Certification Problem

Input (TPDB SRS_Standard/Zantema_06/09)

The rewrite relation of the following TRS is considered.

a(s(x1))	→	s(a(x1))	(1)
b(a(b(s(x1))))	→	a(b(s(a(x1))))	(2)
b(a(b(b(x1))))	→	c(s(x1))	(3)
c(s(x1))	→	a(b(a(b(x1))))	(4)
a(b(a(a(x1))))	→	b(a(b(a(x1))))	(5)

Property / Task

Prove or disprove termination.

Answer / Result

Yes.

Proof (by ttt2 @ termCOMP 2023)

1 String Reversal

Since only unary symbols occur, one can reverse all terms and obtains the TRS

s(a(x1))	→	a(s(x1))	(6)
s(b(a(b(x1))))	→	a(s(b(a(x1))))	(7)
b(b(a(b(x1))))	→	s(c(x1))	(8)
s(c(x1))	→	b(a(b(a(x1))))	(9)
a(a(b(a(x1))))	→	a(b(a(b(x1))))	(10)

1.1 Rule Removal

Using the linear polynomial interpretation over the naturals

[a(x₁)]	=	2 · x₁ + 3
[c(x₁)]	=	4 · x₁ + 11
[s(x₁)]	=	4 · x₁ + 1
[b(x₁)]	=	2 · x₁ + 3

all of the following rules can be deleted.

s(a(x1))	→	a(s(x1))	(6)
s(b(a(b(x1))))	→	a(s(b(a(x1))))	(7)

1.1.1 Dependency Pair Transformation

The following set of initial dependency pairs has been identified.
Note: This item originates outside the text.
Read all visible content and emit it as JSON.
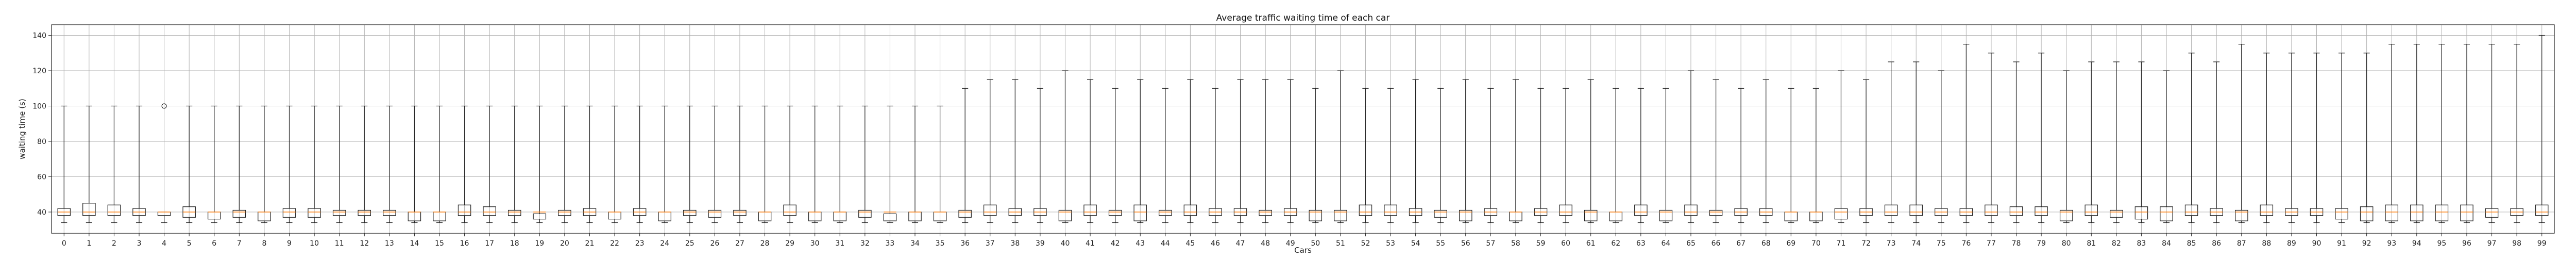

b^#(b(a(b(x1))))	→	s^#(c(x1))	(11)
s^#(c(x1))	→	a^#(x1)	(12)
s^#(c(x1))	→	b^#(a(x1))	(13)
s^#(c(x1))	→	a^#(b(a(x1)))	(14)
s^#(c(x1))	→	b^#(a(b(a(x1))))	(15)
a^#(a(b(a(x1))))	→	b^#(x1)	(16)
a^#(a(b(a(x1))))	→	a^#(b(x1))	(17)
a^#(a(b(a(x1))))	→	b^#(a(b(x1)))	(18)
a^#(a(b(a(x1))))	→	a^#(b(a(b(x1))))	(19)

1.1.1.1 Dependency Graph Processor

The dependency pairs are split into 1 component.

The 1^st component contains the pair

a^#(a(b(a(x1))))	→	b^#(x1)	(16)
b^#(b(a(b(x1))))	→	s^#(c(x1))	(11)
s^#(c(x1))	→	a^#(x1)	(12)

1.1.1.1.1 Subterm Criterion Processor

We use the projection to multisets

π(a^#)	=	{ 1 }
π(s^#)	=	{ 1 }
π(b^#)	=	{ 1 }
π(c)	=	{ 1 }

to remove the pairs:

a^#(a(b(a(x1))))	→	b^#(x1)	(16)
b^#(b(a(b(x1))))	→	s^#(c(x1))	(11)

1.1.1.1.1.1 Dependency Graph Processor

The dependency pairs are split into 0 components.